Beckwith identified seven markets that the company considers “Category 3” – places that have experienced “significant mitigation and adjustment of the market.” The list includes Raleigh, Minnesota, Austin, Los Angeles, Central California, Sacramento and Seattle.
Austin was a particularly hot market with 40% plus appreciation for two consecutive years, while Seattle was one of the strongest markets in the country in the last two years, he said. Minnesota is hampered by a lack of immigration, limiting the group of home buyers.

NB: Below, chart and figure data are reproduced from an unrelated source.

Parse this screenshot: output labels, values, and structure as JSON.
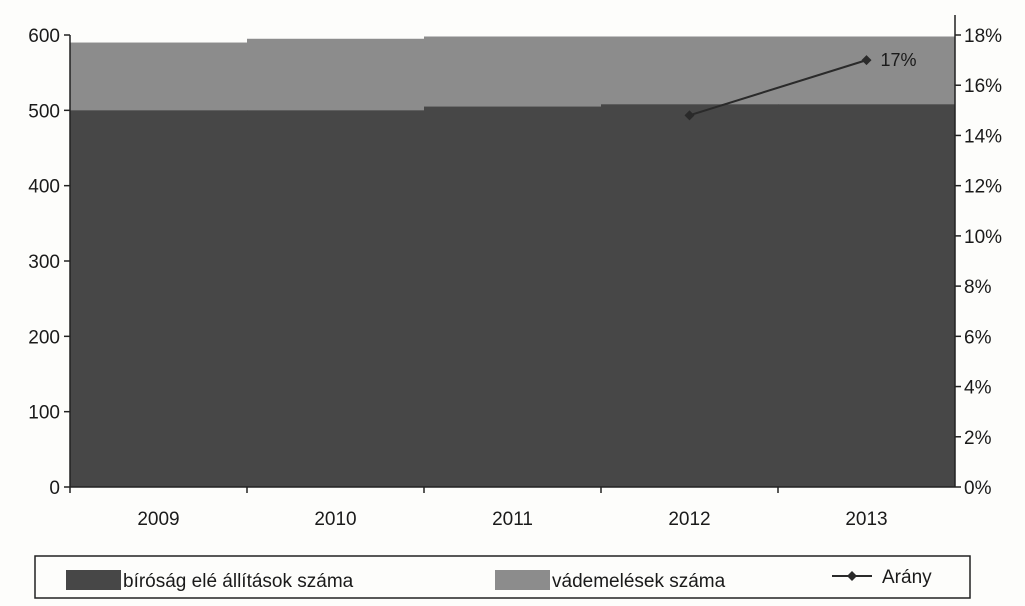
{
  "chart_data": {
    "type": "bar",
    "categories": [
      "2009",
      "2010",
      "2011",
      "2012",
      "2013"
    ],
    "series": [
      {
        "name": "bíróság elé állítások száma",
        "kind": "bar",
        "axis": "left",
        "color": "#474747",
        "values": [
          500,
          500,
          505,
          508,
          508
        ]
      },
      {
        "name": "vádemelések száma",
        "kind": "bar",
        "axis": "left",
        "color": "#8c8c8c",
        "values": [
          590,
          595,
          598,
          598,
          598
        ]
      },
      {
        "name": "Arány",
        "kind": "line",
        "axis": "right",
        "color": "#2a2a2a",
        "values": [
          null,
          null,
          null,
          14.8,
          17
        ]
      }
    ],
    "data_labels": [
      {
        "series": "Arány",
        "category": "2013",
        "text": "17%"
      }
    ],
    "y_left": {
      "ticks": [
        0,
        100,
        200,
        300,
        400,
        500,
        600
      ],
      "range": [
        0,
        600
      ]
    },
    "y_right": {
      "ticks": [
        "0%",
        "2%",
        "4%",
        "6%",
        "8%",
        "10%",
        "12%",
        "14%",
        "16%",
        "18%"
      ],
      "range": [
        0,
        18
      ]
    },
    "legend": {
      "position": "bottom",
      "items": [
        "bíróság elé állítások száma",
        "vádemelések száma",
        "Arány"
      ]
    },
    "grid": false
  }
}
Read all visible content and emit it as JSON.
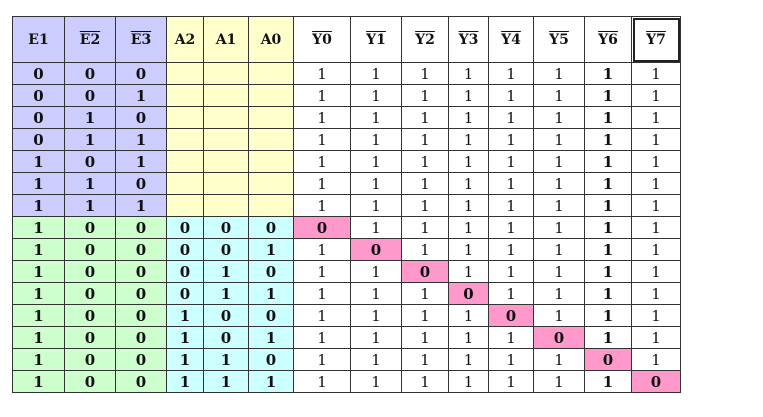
{
  "columns": [
    {
      "label": "E1",
      "overline": false
    },
    {
      "label": "E2",
      "overline": true
    },
    {
      "label": "E3",
      "overline": true
    },
    {
      "label": "A2",
      "overline": false
    },
    {
      "label": "A1",
      "overline": false
    },
    {
      "label": "A0",
      "overline": false
    },
    {
      "label": "Y0",
      "overline": true
    },
    {
      "label": "Y1",
      "overline": true
    },
    {
      "label": "Y2",
      "overline": true
    },
    {
      "label": "Y3",
      "overline": true
    },
    {
      "label": "Y4",
      "overline": true
    },
    {
      "label": "Y5",
      "overline": true
    },
    {
      "label": "Y6",
      "overline": true
    },
    {
      "label": "Y7",
      "overline": true
    }
  ],
  "rows": [
    [
      "0",
      "0",
      "0",
      "",
      "",
      "",
      "1",
      "1",
      "1",
      "1",
      "1",
      "1",
      "1",
      "1"
    ],
    [
      "0",
      "0",
      "1",
      "",
      "",
      "",
      "1",
      "1",
      "1",
      "1",
      "1",
      "1",
      "1",
      "1"
    ],
    [
      "0",
      "1",
      "0",
      "",
      "",
      "",
      "1",
      "1",
      "1",
      "1",
      "1",
      "1",
      "1",
      "1"
    ],
    [
      "0",
      "1",
      "1",
      "",
      "",
      "",
      "1",
      "1",
      "1",
      "1",
      "1",
      "1",
      "1",
      "1"
    ],
    [
      "1",
      "0",
      "1",
      "",
      "",
      "",
      "1",
      "1",
      "1",
      "1",
      "1",
      "1",
      "1",
      "1"
    ],
    [
      "1",
      "1",
      "0",
      "",
      "",
      "",
      "1",
      "1",
      "1",
      "1",
      "1",
      "1",
      "1",
      "1"
    ],
    [
      "1",
      "1",
      "1",
      "",
      "",
      "",
      "1",
      "1",
      "1",
      "1",
      "1",
      "1",
      "1",
      "1"
    ],
    [
      "1",
      "0",
      "0",
      "0",
      "0",
      "0",
      "0",
      "1",
      "1",
      "1",
      "1",
      "1",
      "1",
      "1"
    ],
    [
      "1",
      "0",
      "0",
      "0",
      "0",
      "1",
      "1",
      "0",
      "1",
      "1",
      "1",
      "1",
      "1",
      "1"
    ],
    [
      "1",
      "0",
      "0",
      "0",
      "1",
      "0",
      "1",
      "1",
      "0",
      "1",
      "1",
      "1",
      "1",
      "1"
    ],
    [
      "1",
      "0",
      "0",
      "0",
      "1",
      "1",
      "1",
      "1",
      "1",
      "0",
      "1",
      "1",
      "1",
      "1"
    ],
    [
      "1",
      "0",
      "0",
      "1",
      "0",
      "0",
      "1",
      "1",
      "1",
      "1",
      "0",
      "1",
      "1",
      "1"
    ],
    [
      "1",
      "0",
      "0",
      "1",
      "0",
      "1",
      "1",
      "1",
      "1",
      "1",
      "1",
      "0",
      "1",
      "1"
    ],
    [
      "1",
      "0",
      "0",
      "1",
      "1",
      "0",
      "1",
      "1",
      "1",
      "1",
      "1",
      "1",
      "0",
      "1"
    ],
    [
      "1",
      "0",
      "0",
      "1",
      "1",
      "1",
      "1",
      "1",
      "1",
      "1",
      "1",
      "1",
      "1",
      "0"
    ]
  ],
  "colors": {
    "header_enable": "#ccccff",
    "header_address": "#ffffcc",
    "header_output": "#ffffff",
    "enable_disabled": "#ccccff",
    "address_disabled": "#ffffcc",
    "enable_active": "#ccffcc",
    "address_active": "#ccffff",
    "output_low": "#ff99cc",
    "output_default": "#ffffff"
  }
}
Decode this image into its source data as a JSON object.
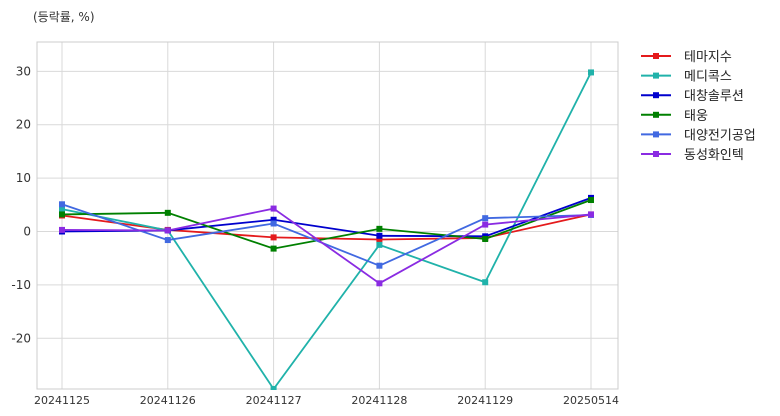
{
  "chart_data": {
    "type": "line",
    "title": "",
    "unit_label": "(등락률, %)",
    "xlabel": "",
    "ylabel": "",
    "categories": [
      "20241125",
      "20241126",
      "20241127",
      "20241128",
      "20241129",
      "20250514"
    ],
    "ylim": [
      -29.5,
      35.5
    ],
    "yticks": [
      -20,
      -10,
      0,
      10,
      20,
      30
    ],
    "grid": true,
    "legend_position": "right",
    "series": [
      {
        "name": "테마지수",
        "color": "#e41a1c",
        "values": [
          3.0,
          0.3,
          -1.1,
          -1.5,
          -1.2,
          3.2
        ]
      },
      {
        "name": "메디콕스",
        "color": "#20b2aa",
        "values": [
          4.2,
          0.2,
          -29.5,
          -2.5,
          -9.5,
          29.8
        ]
      },
      {
        "name": "대창솔루션",
        "color": "#0000cd",
        "values": [
          0.0,
          0.2,
          2.2,
          -0.8,
          -0.9,
          6.3
        ]
      },
      {
        "name": "태웅",
        "color": "#008000",
        "values": [
          3.2,
          3.5,
          -3.2,
          0.5,
          -1.4,
          5.9
        ]
      },
      {
        "name": "대양전기공업",
        "color": "#4169e1",
        "values": [
          5.1,
          -1.6,
          1.5,
          -6.4,
          2.5,
          3.1
        ]
      },
      {
        "name": "동성화인텍",
        "color": "#8a2be2",
        "values": [
          0.3,
          0.2,
          4.3,
          -9.7,
          1.3,
          3.2
        ]
      }
    ]
  }
}
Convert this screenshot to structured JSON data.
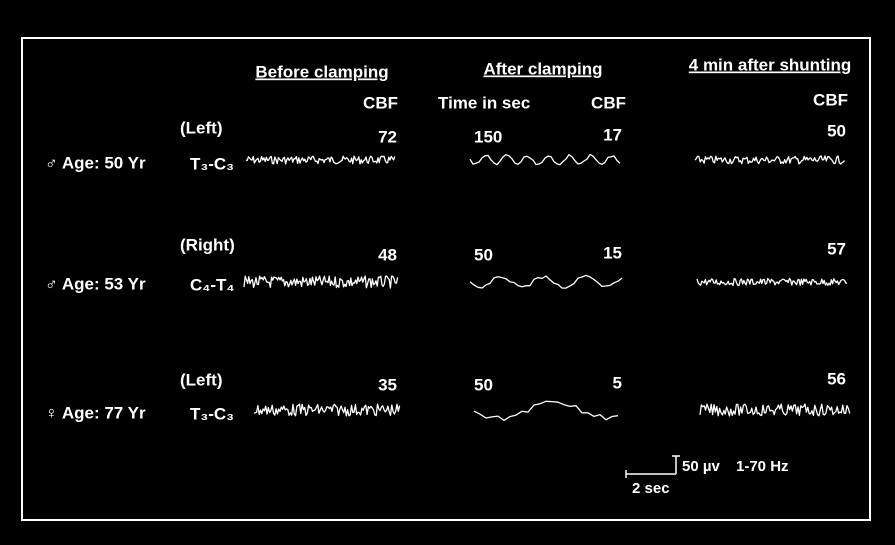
{
  "headers": [
    "Before clamping",
    "After clamping",
    "4 min after shunting"
  ],
  "column_labels": {
    "before_cbf": "CBF",
    "time": "Time in sec",
    "after_cbf": "CBF",
    "shunt_cbf": "CBF"
  },
  "rows": [
    {
      "subject": "♂ Age: 50 Yr",
      "side": "(Left)",
      "lead": "T₃-C₃",
      "before_cbf": 72,
      "time": 150,
      "after_cbf": 17,
      "shunt_cbf": 50
    },
    {
      "subject": "♂ Age: 53 Yr",
      "side": "(Right)",
      "lead": "C₄-T₄",
      "before_cbf": 48,
      "time": 50,
      "after_cbf": 15,
      "shunt_cbf": 57
    },
    {
      "subject": "♀ Age: 77 Yr",
      "side": "(Left)",
      "lead": "T₃-C₃",
      "before_cbf": 35,
      "time": 50,
      "after_cbf": 5,
      "shunt_cbf": 56
    }
  ],
  "scale": {
    "amplitude": "50 µv",
    "filter": "1-70 Hz",
    "time": "2 sec"
  }
}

Beckwith said the company’s 10 Category 2 markets, which have slowed less drastically, with modest price declines, include Atlanta, Colorado, Charleston, Myrtle Beach, Nashville, Philadelphia, Virginia, the Bay Area, Reno and Salt Lake City. “In each of these markets, traffic has slowed and we are witnessing an increase in the cancellation rate,” said the CEO.
Lenar
C ‘
profits for the quarter ended in May were better than expected. The company realized an adjusted $ 4.69 per share, compared to $ 2.65 a year earlier and before the consensus consensus of $ 3.95.
Shares of Lennar closed 1.6% higher on Tuesday at $ 65.65, down 43% so far this year. Like the shares of other home builders, the shares fell as investors adjusted to the potential for a major housing slowdown later this year and in 2023.
The company trades below its book value of about $ 74 per share and only four times the projected earnings per share for 2022.